La Procura militare di Roma ha avviato un'indagine preliminare su alcuni militari che potrebbero aver assunto ruoli nel partito Futuro Nazionale, promosso dal generale Roberto Vannacci. L'iniziativa è partita da una denuncia del Sindacato dei Militari e da informazioni apparse anche su testate internazionali. L'obiettivo è chiarire la posizione di membri delle Forze armate all'interno della struttura del partito e verificare se ci siano elementi di competenza della giustizia militare. Secondo la denuncia, almeno due militari, entrambi sottufficiali e rappresentanti sindacali, sono al centro delle verifiche. Il sindacato chiede di accertare se, attraverso le loro attività politiche e sindacali, abbiano violato il principio di neutralità delle Forze armate.
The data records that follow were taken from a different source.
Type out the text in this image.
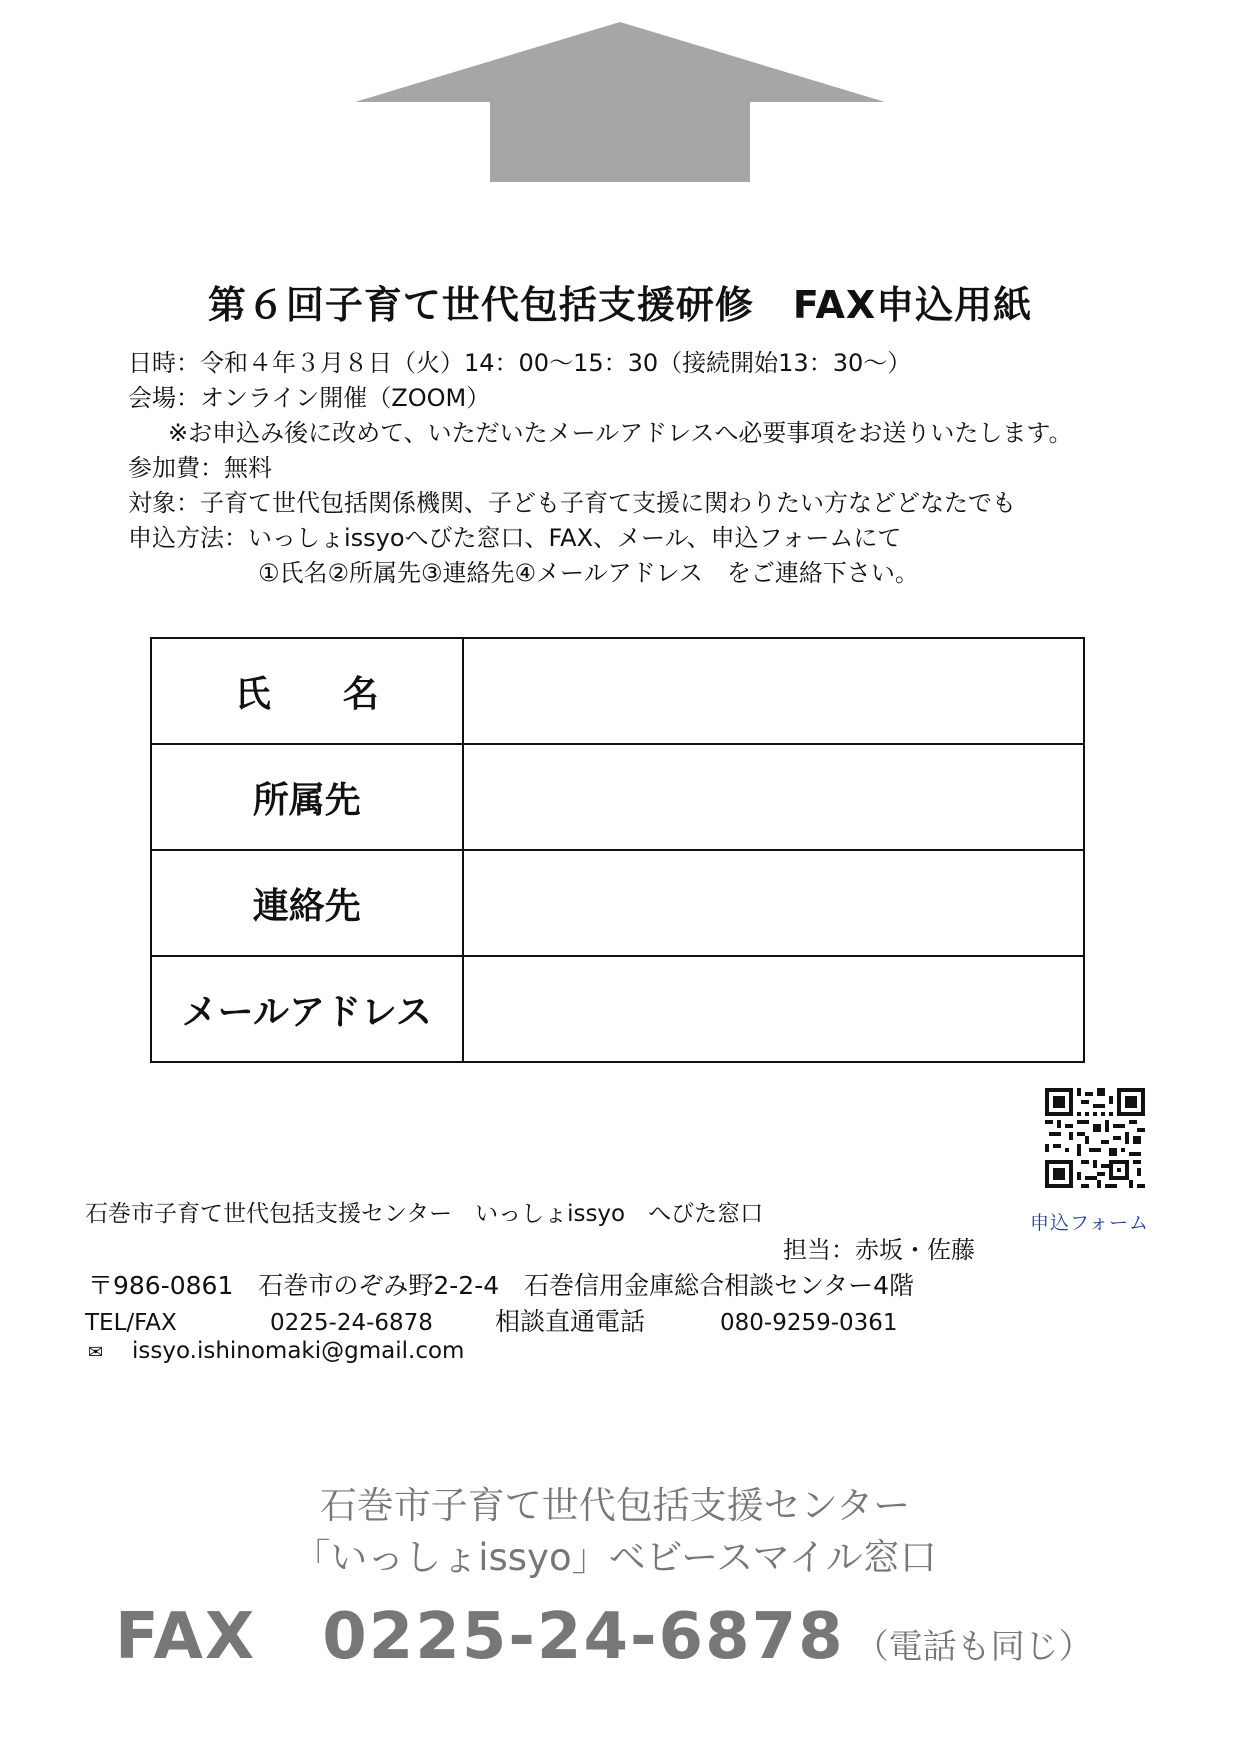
第６回子育て世代包括支援研修　FAX申込用紙
日時：令和４年３月８日（火）14：00～15：30（接続開始13：30～）
会場：オンライン開催（ZOOM）
※お申込み後に改めて、いただいたメールアドレスへ必要事項をお送りいたします。
参加費：無料
対象：子育て世代包括関係機関、子ども子育て支援に関わりたい方などどなたでも
申込方法：いっしょissyoへびた窓口、FAX、メール、申込フォームにて
①氏名②所属先③連絡先④メールアドレス　をご連絡下さい。
氏　　名	
所属先	
連絡先	
メールアドレス	
申込フォーム
石巻市子育て世代包括支援センター　いっしょissyo　へびた窓口
担当：赤坂・佐藤
〒986-0861　石巻市のぞみ野2-2-4　石巻信用金庫総合相談センター4階
TEL/FAX	0225-24-6878 相談直通電話	080-9259-0361
✉ issyo.ishinomaki@gmail.com
石巻市子育て世代包括支援センター
「いっしょissyo」ベビースマイル窓口
FAX　0225-24-6878 （電話も同じ）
La richiesta si estende anche ad altri eventuali militari coinvolti.
La difesa: «Nessun illecito»
L'avvocato Giorgio Carta, che rappresenta Roberto Vannacci, minimizza la questione, sostenendo che non ci sono reati, né civili né militari, nei fatti contestati. «Al massimo, potrebbe trattarsi di una questione disciplinare, ma non penale», afferma il legale, sottolineando che non esiste una legge che vieti esplicitamente a un militare in servizio di assumere un ruolo in un partito.
Carta cita anche una sentenza del Consiglio di Stato del 2017 che avrebbe limitato la possibilità per i militari in servizio di ricoprire incarichi politici, ma ricorda anche precedenti di diversa interpretazione della giustizia amministrativa.